I was speaking to a couple of my friends the other day about this--they are a married couple--and one of them made an observation that really stuck with me. Her comment was basically this: “All your life you have endured a great amount of physical pain as a result of living with Sickle Cell Anemia. As a coping strategy, you’ve learned how to disconnect yourself from your physical pain; you’ve had to in order to endure the pain. It’s not a stretch to think that you have applied that to other areas of your life.”

I’ve had several days to think about that, and as I’ve pondered her words, I realized that she is 100% correct. I have learned to cope with all sorts of pain--be it physical, mental, emotional, or spiritual—by disconnecting myself from it. I want to emotionally connect with people in a deeper way than what I have been allowing myself to do. Coming to this realization is a good first step.

One of my reasons for sharing this is help shed some light on an invisible complication of Sickle Cell. Living with this illness, we endure levels of pain that are unimaginable to most people. To endure that pain, and how it impacts our life, we all find our own ways of coping with it. The pain we endure not only impacts our physical body, but our state of mind as well. My point is, if I have learned to disconnect myself from my emotional pain the same way I do my physical pain, then I am betting there are others out there who have done, and are doing, the same thing. I hope by sharing this realization with you, it will cause you to look inside yourself and ask, “Am I also doing this?”

My second reason for sharing this is directed toward people who do not live with Sickle Cell. Awareness. Awareness. Awareness. People need to be aware that Sickle Cell doesn’t just affect our body, but also our emotions, our relationships, and how we interact with others. Sickle Cell Anemia impacts us psychologically more than we sometimes realizes; and I also think that often goes unaddressed and underestimated by others.
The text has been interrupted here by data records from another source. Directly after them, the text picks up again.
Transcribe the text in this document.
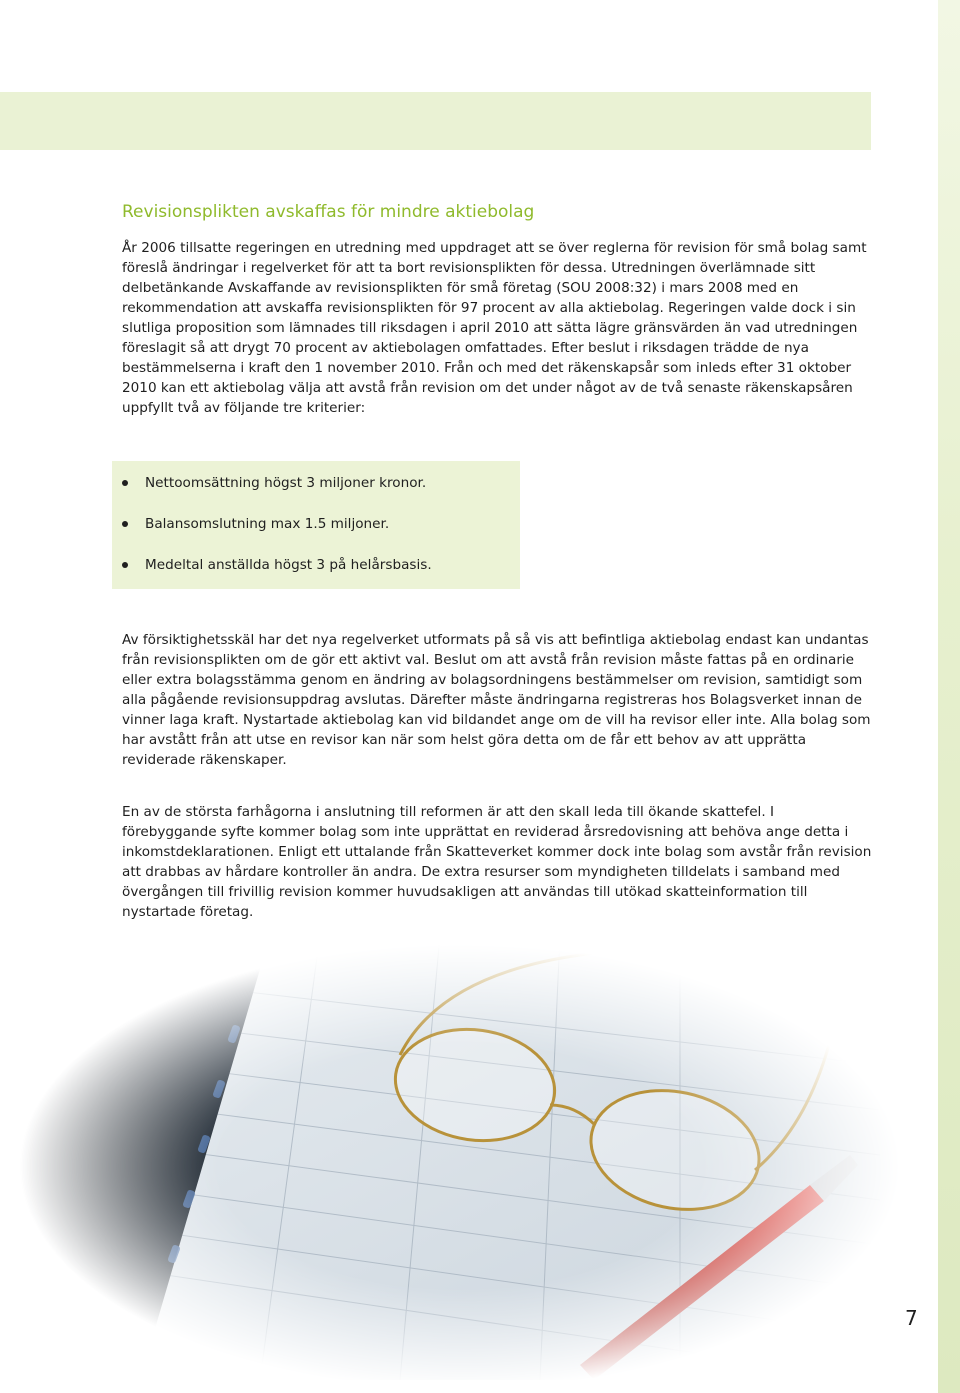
Revisionsplikten avskaffas för mindre aktiebolag

År 2006 tillsatte regeringen en utredning med uppdraget att se över reglerna för revision för små bolag samt föreslå ändringar i regelverket för att ta bort revisionsplikten för dessa. Utredningen överlämnade sitt delbetänkande Avskaffande av revisionsplikten för små företag (SOU 2008:32) i mars 2008 med en rekommendation att avskaffa revisionsplikten för 97 procent av alla aktiebolag. Regeringen valde dock i sin slutliga proposition som lämnades till riksdagen i april 2010 att sätta lägre gränsvärden än vad utredningen föreslagit så att drygt 70 procent av aktiebolagen omfattades. Efter beslut i riksdagen trädde de nya bestämmelserna i kraft den 1 november 2010. Från och med det räkenskapsår som inleds efter 31 oktober 2010 kan ett aktiebolag välja att avstå från revision om det under något av de två senaste räkenskapsåren uppfyllt två av följande tre kriterier:

Nettoomsättning högst 3 miljoner kronor.
Balansomslutning max 1.5 miljoner.
Medeltal anställda högst 3 på helårsbasis.

Av försiktighetsskäl har det nya regelverket utformats på så vis att befintliga aktiebolag endast kan undantas från revisionsplikten om de gör ett aktivt val. Beslut om att avstå från revision måste fattas på en ordinarie eller extra bolagsstämma genom en ändring av bolagsordningens bestämmelser om revision, samtidigt som alla pågående revisionsuppdrag avslutas. Därefter måste ändringarna registreras hos Bolagsverket innan de vinner laga kraft. Nystartade aktiebolag kan vid bildandet ange om de vill ha revisor eller inte. Alla bolag som har avstått från att utse en revisor kan när som helst göra detta om de får ett behov av att upprätta reviderade räkenskaper.

En av de största farhågorna i anslutning till reformen är att den skall leda till ökande skattefel. I förebyggande syfte kommer bolag som inte upprättat en reviderad årsredovisning att behöva ange detta i inkomstdeklarationen. Enligt ett uttalande från Skatteverket kommer dock inte bolag som avstår från revision att drabbas av hårdare kontroller än andra. De extra resurser som myndigheten tilldelats i samband med övergången till frivillig revision kommer huvudsakligen att användas till utökad skatteinformation till nystartade företag.

7
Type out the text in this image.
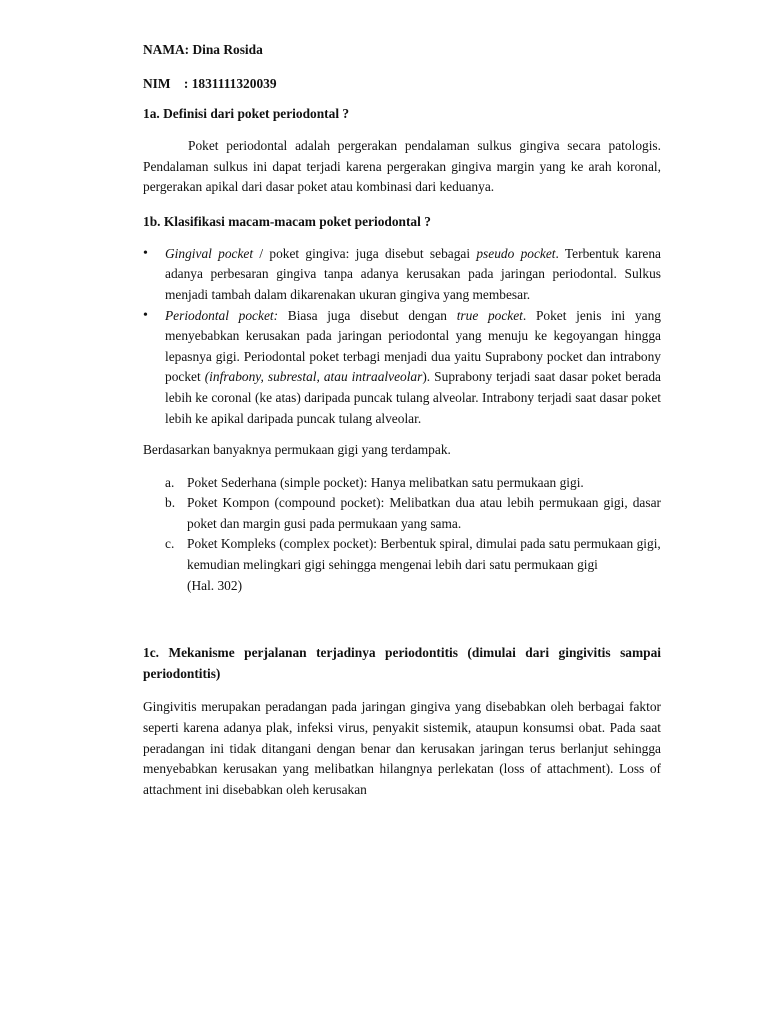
NAMA: Dina Rosida
NIM    : 1831111320039

1a. Definisi dari poket periodontal ?

Poket periodontal adalah pergerakan pendalaman sulkus gingiva secara patologis. Pendalaman sulkus ini dapat terjadi karena pergerakan gingiva margin yang ke arah koronal, pergerakan apikal dari dasar poket atau kombinasi dari keduanya.

1b. Klasifikasi macam-macam poket periodontal ?

•	Gingival pocket / poket gingiva: juga disebut sebagai pseudo pocket. Terbentuk karena adanya perbesaran gingiva tanpa adanya kerusakan pada jaringan periodontal. Sulkus menjadi tambah dalam dikarenakan ukuran gingiva yang membesar.
•	Periodontal pocket: Biasa juga disebut dengan true pocket. Poket jenis ini yang menyebabkan kerusakan pada jaringan periodontal yang menuju ke kegoyangan hingga lepasnya gigi. Periodontal poket terbagi menjadi dua yaitu Suprabony pocket dan intrabony pocket (infrabony, subrestal, atau intraalveolar). Suprabony terjadi saat dasar poket berada lebih ke coronal (ke atas) daripada puncak tulang alveolar. Intrabony terjadi saat dasar poket lebih ke apikal daripada puncak tulang alveolar.

Berdasarkan banyaknya permukaan gigi yang terdampak.

a. Poket Sederhana (simple pocket): Hanya melibatkan satu permukaan gigi.
b. Poket Kompon (compound pocket): Melibatkan dua atau lebih permukaan gigi, dasar poket dan margin gusi pada permukaan yang sama.
c. Poket Kompleks (complex pocket): Berbentuk spiral, dimulai pada satu permukaan gigi, kemudian melingkari gigi sehingga mengenai lebih dari satu permukaan gigi
(Hal. 302)

1c. Mekanisme perjalanan terjadinya periodontitis (dimulai dari gingivitis sampai periodontitis)

Gingivitis merupakan peradangan pada jaringan gingiva yang disebabkan oleh berbagai faktor seperti karena adanya plak, infeksi virus, penyakit sistemik, ataupun konsumsi obat. Pada saat peradangan ini tidak ditangani dengan benar dan kerusakan jaringan terus berlanjut sehingga menyebabkan kerusakan yang melibatkan hilangnya perlekatan (loss of attachment). Loss of attachment ini disebabkan oleh kerusakan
It’s important for us to take time to introspect, to ponder the ways our illness emotionally influences us in negative and positive ways. I personally am trying to look within myself and see how I can improve upon myself, upon the relationships I have, and improve upon the relationships I want to have with others. I encourage you, my readers, to do likewise.

Saturday, July 6, 2013

40th Birthday with Sickle Cell

The post for the week is short and sweet; I am 40 years old! That's crazy; but in an entirely wonderful way. What a blessing it is to be alive!